I sussidi pubblici alle imprese in difficoltà sono un grave errore perché devono essere pagati da chi in difficoltà non è. Questo penalizza (attraverso l’aumento di costi che l’imposta addizionale genera) chi è produttivo e capace mentre favorisce chi non lo è, inducendolo a continuare a produrre male o a produrre cose che non servono. Poiché lo sviluppo economico viene proprio e solo dall’utilizzazione dei fattori produttivi (capitale, lavoro e conoscenza) nella produzione di cose che i consumatori vogliono acquistare a dei prezzi che coprano i costi e dalla contemporanea non utilizzazione di quegli stessi fattori per produrre le cose che i consumatori non vogliono acquistare al prezzo di costo, ne segue che la politica dei pubblici sussidi distrugge crescita e genera declino per definizione.
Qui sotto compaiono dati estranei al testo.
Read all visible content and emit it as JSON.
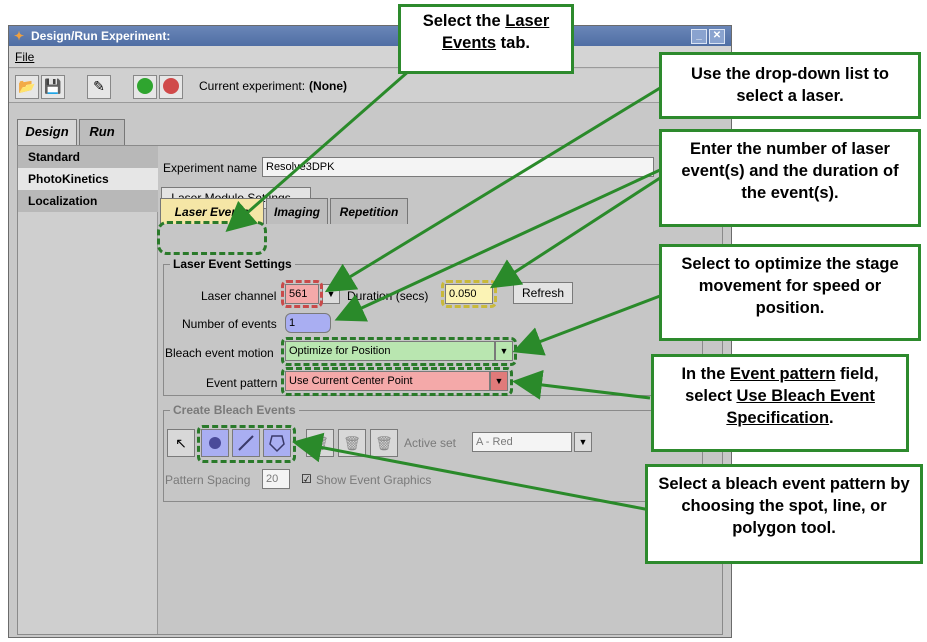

Favorisce chi non è produttivo, rendendolo alla lunga in un parassita, mentre danneggia chi è produttivo, forzandolo o a diventare anch’egli un parassita o ad andarsene altrove. Esattamente quello che vediamo accadere in Italia da più di un decennio e a un ritmo accelerato dal 2008 in avanti. La dichiarazione di Squinzi rappresenta un evento storico proprio perché questo orrendo errore è radicato nella politica e nella cultura nazionali.

Da almeno quarant’anni si adottano politiche secondo cui, in nome della difesa dell’occupazione o del mantenimento nel paese di imprese “simbolo”, è bene sussidiare imprese decotte quando grandi abbastanza da avere rilevanza politico-sindacale. L’argomento fintamente “generoso” (aiutare chi è “in difficoltà” togliendo a chi è più “fortunato”) è il prodotto di quello che, sul blog NoiseFromAmerika, chiamiamo il “modello superfisso”, ossia l’idea secondo cui la realtà economica è immutabile e le persone non rispondono agli incentivi. Se fai i panettoni male e di cattiva qualità, quello è per sempre il destino che t’è stato assegnato da un dio cattivo. Non puoi cambiare lavoro o prodotto o metodo di produzione. Sei condannato a essere improduttivo e a diventare, quindi, un parassita sulle spalle degli altri. Viceversa, se sei produttivo continuerai a esserlo anche se ti massacrano di tasse, e da te colerà sempre il grasso da trasferire a chi mi sia politicamente utile. Ma questa è una baggianata: chi ne ha l’incentivo diventa parassita per iniziativa personale e chi è produttivo si rifiuta d’essere massacrato dalle tasse chiudendo o fuggendo. Il risultato è un paese in declino perché il numero dei parassiti è cresciuto a dismisura rispetto a quello dei produttori.

L’esempio è la Fiat: sino a pochi anni fa ha ricevuto quantità esorbitanti di aiuti pubblici sotto ogni forma o trucco e con il consenso dell’intero arco parlamentare. Ora che tali sussidi si sono ridotti a ben poco e le trasformazioni del mercato mondiale dell’auto lo impongono, Fiat che fa? Da un lato si globalizza, magari per andare a lucrare i sussidi pubblici di altri paesi pronti a compiere i nostri stessi errori, e dall’altro tratta con il governo Monti ponendo il solito ricatto: forse manteniamo qualcosa qui se ci date altri sussidi. Tale condotta viene criticata da varie parti chiedendo alla Fiat di mantenere comunque i livelli di occupazione in Italia in base al fatto che i contribuenti italiani se la sono “comprata” (con i sussidi di cui sopra) già più di una volta. Vero, ma irrilevante. Quei sussidi non si sono trasformati né in capitale né in ricerca e sviluppo oggi utilizzabili. Se ne sono andati, anno dopo anno, a coprire la differenza fra costi e ricavi correnti, ossia sono finiti in salari di dipendenti (dall’ultimo degli apprendisti sino all’amministratore delegato) e guadagni degli azionisti che quei redditi di certo non restituiranno.

Morale: prendere Squinzi in parola, cancellare i sussidi e ridurre le imposte su lavoro e impresa di un’identico ammontare. Così i produttori avranno un incentivo per restare tali e restare in Italia e i parassiti per smettere di esserlo e sforzarsi, magari, di diventare produttori anche loro.